Jule Ehms’ verdienstvolle Dissertation zur gewerkschaftlichen Praxis der Freien Arbeiter-Union Deutschlands

| Dieter Nelles

Jule Ehms: Revolutionärer Syndikalismus in der Praxis. Die Betriebsarbeit der Freien Arbeiter-Union Deutschlands von 1918 bis 1933, Verlag Westfälisches Dampfboot, Münster 2023, 372 Seiten, 40 Euro, ISBN 978-3-89691-077-6

In einem heute noch bemerkenswerten Aufsatz „Unsere Staatsauffassung“ schrieb der 1942 im Alter von 38 Jahren im Konzentrationslager Sachsenhausen verstorbene Anarchosyndikalist Gerhard Wartenberg, die Staatsauffassung des Anarchosyndikalismus sei in einer Zeit „absolutistischer und halbabsolutistischer Staaten“ entwickelt worden.

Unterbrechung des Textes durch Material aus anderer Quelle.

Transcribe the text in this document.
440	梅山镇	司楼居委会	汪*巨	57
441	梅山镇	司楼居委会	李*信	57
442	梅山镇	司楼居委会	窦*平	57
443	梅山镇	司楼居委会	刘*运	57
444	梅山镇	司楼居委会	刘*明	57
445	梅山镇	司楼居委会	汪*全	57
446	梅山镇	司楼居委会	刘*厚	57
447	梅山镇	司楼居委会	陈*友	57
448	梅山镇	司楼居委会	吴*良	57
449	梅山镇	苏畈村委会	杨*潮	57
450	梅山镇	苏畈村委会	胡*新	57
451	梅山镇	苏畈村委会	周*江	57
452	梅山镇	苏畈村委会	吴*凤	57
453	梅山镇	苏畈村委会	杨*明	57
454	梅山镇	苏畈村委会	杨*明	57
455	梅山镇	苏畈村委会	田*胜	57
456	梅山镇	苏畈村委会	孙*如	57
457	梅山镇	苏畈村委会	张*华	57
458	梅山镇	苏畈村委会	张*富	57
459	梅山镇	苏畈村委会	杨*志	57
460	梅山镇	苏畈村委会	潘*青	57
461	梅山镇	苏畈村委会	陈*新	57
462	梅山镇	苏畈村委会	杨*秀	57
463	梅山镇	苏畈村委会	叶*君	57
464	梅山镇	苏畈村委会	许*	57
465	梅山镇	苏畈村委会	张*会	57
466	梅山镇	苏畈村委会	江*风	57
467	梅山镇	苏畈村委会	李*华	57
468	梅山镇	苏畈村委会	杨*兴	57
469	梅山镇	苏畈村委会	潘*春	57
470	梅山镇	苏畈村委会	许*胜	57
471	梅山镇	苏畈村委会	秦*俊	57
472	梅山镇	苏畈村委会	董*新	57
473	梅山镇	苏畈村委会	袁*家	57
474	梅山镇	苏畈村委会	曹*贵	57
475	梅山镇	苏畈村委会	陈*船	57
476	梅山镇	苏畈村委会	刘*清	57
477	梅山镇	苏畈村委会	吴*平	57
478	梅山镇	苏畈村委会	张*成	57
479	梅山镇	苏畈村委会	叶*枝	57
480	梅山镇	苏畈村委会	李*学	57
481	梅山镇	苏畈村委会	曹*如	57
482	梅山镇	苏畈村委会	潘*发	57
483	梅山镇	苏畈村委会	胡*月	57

Damals hätte man einfach vom Staat sprechen können, heute müsse man aber „den Polizeistaat (faschistischen Staat) vom ‚sozialen‘ Staat unterscheiden“. Der Staat sei „in die Gesellschaft hineingewachsen“, habe „sozial notwendige Funktionen übernommen“ (…), „deren Nichterfüllung Desorganisation, Hunger zu Folge haben würde“.    Die mangelnde Berücksichtigung „dieses Problems durch den Anarchosyndikalismus“ sei „einer der Gründe, warum unsere absolut staatsfeindliche Bewegung in industriellen, fortgeschrittenen Ländern wie Frankreich, Deutschland und Italien so wenig Fortschritte“ mache.
Die Arbeit von Jule Ehms, die in dem Promotionskolleg „Geschichte linker Politik in Deutschland jenseits von Sozialdemokratie und Parteikommunismus“ verfasst wurde, knüpft an die Problemstellung Wartenbergs an. Sie untersucht am Beispiel der anarchosyndikalistischen Freien Arbeiter-Union Deutschlands (FAUD), wie „sich eine revolutionäre Praxis im Rahmen von korporativ geprägten Arbeitsbeziehungen erfolgversprechend umsetzen lässt“ (S. 9f.). Ihr Anspruch ist es, die Organisations- und Ideengeschichte der FAUD mit ihrer Praxis im Betrieb zu verknüpfen. Im Zentrum der Arbeit stehen „die an ihrem Arbeitsplatz aktiven Syndikalist:innen“ (S. 18). Jule Ehms rekonstruiert die Betriebspraxis der FAUD auf Basis einer „ausführlichen Zeitungsexegese“ der syndikalistischen Presse und Kongressprotokolle (S. 24).
Nach einer ausführlichen Einleitung skizziert sie im zweiten Kapitel die industriellen Beziehungen in der Weimarer Republik. Das staatliche Schlichtungssystem, das Tarif- und Betriebsrätegesetz wurden von den radikalen Gewerkschaften wie der FAUD nicht als gewerkschaftliche Errungenschaft gefeiert, sondern widersprachen fundamental deren Prinzipien der Ablehnung des Staates, dem Föderalismus und der Direkten Aktion. Im dritten Kapitel rekonstruiert sie aus organisationsgeschichtlicher Perspektive die Geschichte der FAUD bis 1933. Dem folgt ein Kapitel über das syndikalistische Gewerkschaftsverständnis, wie sich dies in der FAUD organisatorisch auswirkte und welche Agitation sie betrieb, um neue Mitglieder zu gewinnen.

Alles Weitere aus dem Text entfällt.